The problem with this argument is that it is totally inaccurate, says David Hulchanski, University of Toronto professor and principal investigator with the Neighbourhood Change Research Partnership. The frustrating, condescending thing about it is that it’s been made for at least 30 years, even though it’s been wrong that whole time.

Hulchanski says the FRPO report is “a dishonest representation of the facts,” and points to a glaring absence in the report: what stage of construction the rental units were supposed to be at before they were apparently changed.

Essentially, Hulchanski says, “it’s just somebody saying something,” merely claiming there were rental units on the way that have now ceased to be so. The report cites “preliminary information” about four development projects in its claim that the city will see 1,000 fewer rental units.

The larger problem with the report and surrounding coverage, though, is that they feed into two narratives that long predate the current imbroglio over a tweak in rent control. The first is that rent control does cut down on rental construction, and the second is the near-total absence of affordability for renters from discussions of the housing market and how best (if at all, the implication goes) to regulate it. The two are not unrelated, as Hulchanski notes.

Speaking again of the report, Hulchanski says: “They omit the key fact [of today’s rental market], which is that the majority of renters cannot afford new-construction” apartments.

The problem is not rent control but market failure, he says: building housing in Toronto is quite expensive, whereas the people who currently need rental housing in the city can’t afford to pay much. It’s not profitable to build housing and provide it at a price those people can pay.

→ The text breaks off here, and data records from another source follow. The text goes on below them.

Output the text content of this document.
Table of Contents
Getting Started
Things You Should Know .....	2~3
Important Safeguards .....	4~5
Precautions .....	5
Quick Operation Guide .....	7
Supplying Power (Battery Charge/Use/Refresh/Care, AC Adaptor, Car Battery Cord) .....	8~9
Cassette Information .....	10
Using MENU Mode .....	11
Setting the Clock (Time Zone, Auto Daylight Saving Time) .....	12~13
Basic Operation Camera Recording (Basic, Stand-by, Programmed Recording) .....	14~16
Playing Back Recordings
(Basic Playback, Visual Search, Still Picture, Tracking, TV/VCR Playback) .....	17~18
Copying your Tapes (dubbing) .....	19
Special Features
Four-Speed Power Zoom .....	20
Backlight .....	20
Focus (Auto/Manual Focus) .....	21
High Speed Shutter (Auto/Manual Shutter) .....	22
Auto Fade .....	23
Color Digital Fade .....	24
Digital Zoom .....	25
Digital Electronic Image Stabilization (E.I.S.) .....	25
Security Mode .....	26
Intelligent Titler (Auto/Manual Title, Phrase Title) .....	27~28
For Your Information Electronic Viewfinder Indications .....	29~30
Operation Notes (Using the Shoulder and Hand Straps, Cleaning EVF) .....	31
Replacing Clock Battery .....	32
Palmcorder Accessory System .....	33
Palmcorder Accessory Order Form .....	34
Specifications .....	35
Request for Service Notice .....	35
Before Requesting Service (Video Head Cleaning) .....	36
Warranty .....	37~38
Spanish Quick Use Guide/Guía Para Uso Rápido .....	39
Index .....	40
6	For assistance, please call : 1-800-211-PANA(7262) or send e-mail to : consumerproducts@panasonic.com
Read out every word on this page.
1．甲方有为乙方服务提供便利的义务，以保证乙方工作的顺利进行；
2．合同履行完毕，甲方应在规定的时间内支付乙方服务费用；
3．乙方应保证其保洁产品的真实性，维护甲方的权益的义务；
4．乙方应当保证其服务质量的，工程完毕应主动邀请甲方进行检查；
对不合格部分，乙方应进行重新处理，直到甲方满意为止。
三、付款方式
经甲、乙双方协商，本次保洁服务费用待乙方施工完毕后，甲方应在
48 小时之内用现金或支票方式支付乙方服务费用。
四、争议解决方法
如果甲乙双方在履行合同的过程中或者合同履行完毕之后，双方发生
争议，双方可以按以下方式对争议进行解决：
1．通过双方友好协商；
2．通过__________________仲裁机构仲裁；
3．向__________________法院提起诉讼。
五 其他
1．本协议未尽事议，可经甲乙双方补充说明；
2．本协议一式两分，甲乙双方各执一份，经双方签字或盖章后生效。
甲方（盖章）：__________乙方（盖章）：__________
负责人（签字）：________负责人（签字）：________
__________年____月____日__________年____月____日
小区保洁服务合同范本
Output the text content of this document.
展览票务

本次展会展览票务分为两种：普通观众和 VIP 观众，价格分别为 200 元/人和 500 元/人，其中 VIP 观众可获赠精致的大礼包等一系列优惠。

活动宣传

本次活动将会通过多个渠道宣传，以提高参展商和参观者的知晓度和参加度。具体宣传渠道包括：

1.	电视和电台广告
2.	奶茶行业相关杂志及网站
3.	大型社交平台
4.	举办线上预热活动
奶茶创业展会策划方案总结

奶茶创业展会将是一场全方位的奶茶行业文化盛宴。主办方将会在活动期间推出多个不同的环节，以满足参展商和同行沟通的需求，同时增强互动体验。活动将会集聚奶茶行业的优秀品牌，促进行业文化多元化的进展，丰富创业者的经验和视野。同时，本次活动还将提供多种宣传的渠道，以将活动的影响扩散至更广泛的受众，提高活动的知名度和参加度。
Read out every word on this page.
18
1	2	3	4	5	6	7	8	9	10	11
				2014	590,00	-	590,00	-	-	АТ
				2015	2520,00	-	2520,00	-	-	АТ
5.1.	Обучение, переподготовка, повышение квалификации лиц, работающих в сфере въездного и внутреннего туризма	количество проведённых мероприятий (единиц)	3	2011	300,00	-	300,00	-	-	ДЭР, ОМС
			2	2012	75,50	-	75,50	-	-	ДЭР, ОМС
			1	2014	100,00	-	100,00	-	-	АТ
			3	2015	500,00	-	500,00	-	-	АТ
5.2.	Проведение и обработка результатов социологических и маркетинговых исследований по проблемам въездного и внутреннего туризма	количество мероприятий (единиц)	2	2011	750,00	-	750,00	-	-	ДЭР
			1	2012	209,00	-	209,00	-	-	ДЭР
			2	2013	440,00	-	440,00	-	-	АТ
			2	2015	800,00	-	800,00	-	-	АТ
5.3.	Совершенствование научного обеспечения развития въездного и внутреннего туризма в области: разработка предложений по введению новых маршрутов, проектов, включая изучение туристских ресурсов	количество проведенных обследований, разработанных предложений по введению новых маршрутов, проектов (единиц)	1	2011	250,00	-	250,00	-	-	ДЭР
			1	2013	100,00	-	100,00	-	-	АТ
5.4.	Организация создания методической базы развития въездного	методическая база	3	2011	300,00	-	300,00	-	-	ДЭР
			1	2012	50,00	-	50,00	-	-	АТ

Meanwhile, the upscale rental market is a niche, but there are still plenty of people who fit into that niche; it’s a big city, after all. So developers build housing targeting the better-off segment of the population, who are either stuck in the rental market because of how expensive real estate is, or who have plenty of money but prefer to rent anyway. Thus the city’s stock of condos continues to increase, providing both ownership opportunities on the lower end of the market and rental housing on the higher end of that spectrum. And the masses of Toronto renters who are being squeezed out of their buildings, neighbourhoods, and cities by rising rents have little respite.

“The incomes of the majority of renters are just way too low for a supply and demand marketplace in purpose-built rental to function,” Hulchanski says. A “free market” approach to housing will not yield the creation of rental housing that most renters can afford. Without government intervention—in the form of subsidies to developers, or government itself building affordable housing, or a mix of both—there’s no way for it to be built.

Which is to say, yes, there is a shortage of rental housing construction. No, it is not because the government enacted rent control (which will have the effect of holding rents at the current astronomical prices, with allowed increases each year plus more if landlords apply for them). And no, there is no deregulatory fix that will suddenly entice developers to start building apartments, because the problem is not regulation: it’s that the demand exists for lower-priced housing, not housing at the current market rate. If nixing rent control had that effect then we wouldn’t be in the current rental housing crunch, because the Rae and Harris governments implemented the post-1991 loophole precisely in an effort to boost rental construction. The results shocked everyone: rental construction continued more or less as it had before, but rents skyrocketed. Developers kept building whatever they thought would make them the most money, and landlords raked cash in hand over fist in the form of both rental income and heightened property values.

And that is what is being challenged by bringing all purpose-built rental housing under the same rent-control rules: landlords’ ability to increase rent as much as they want.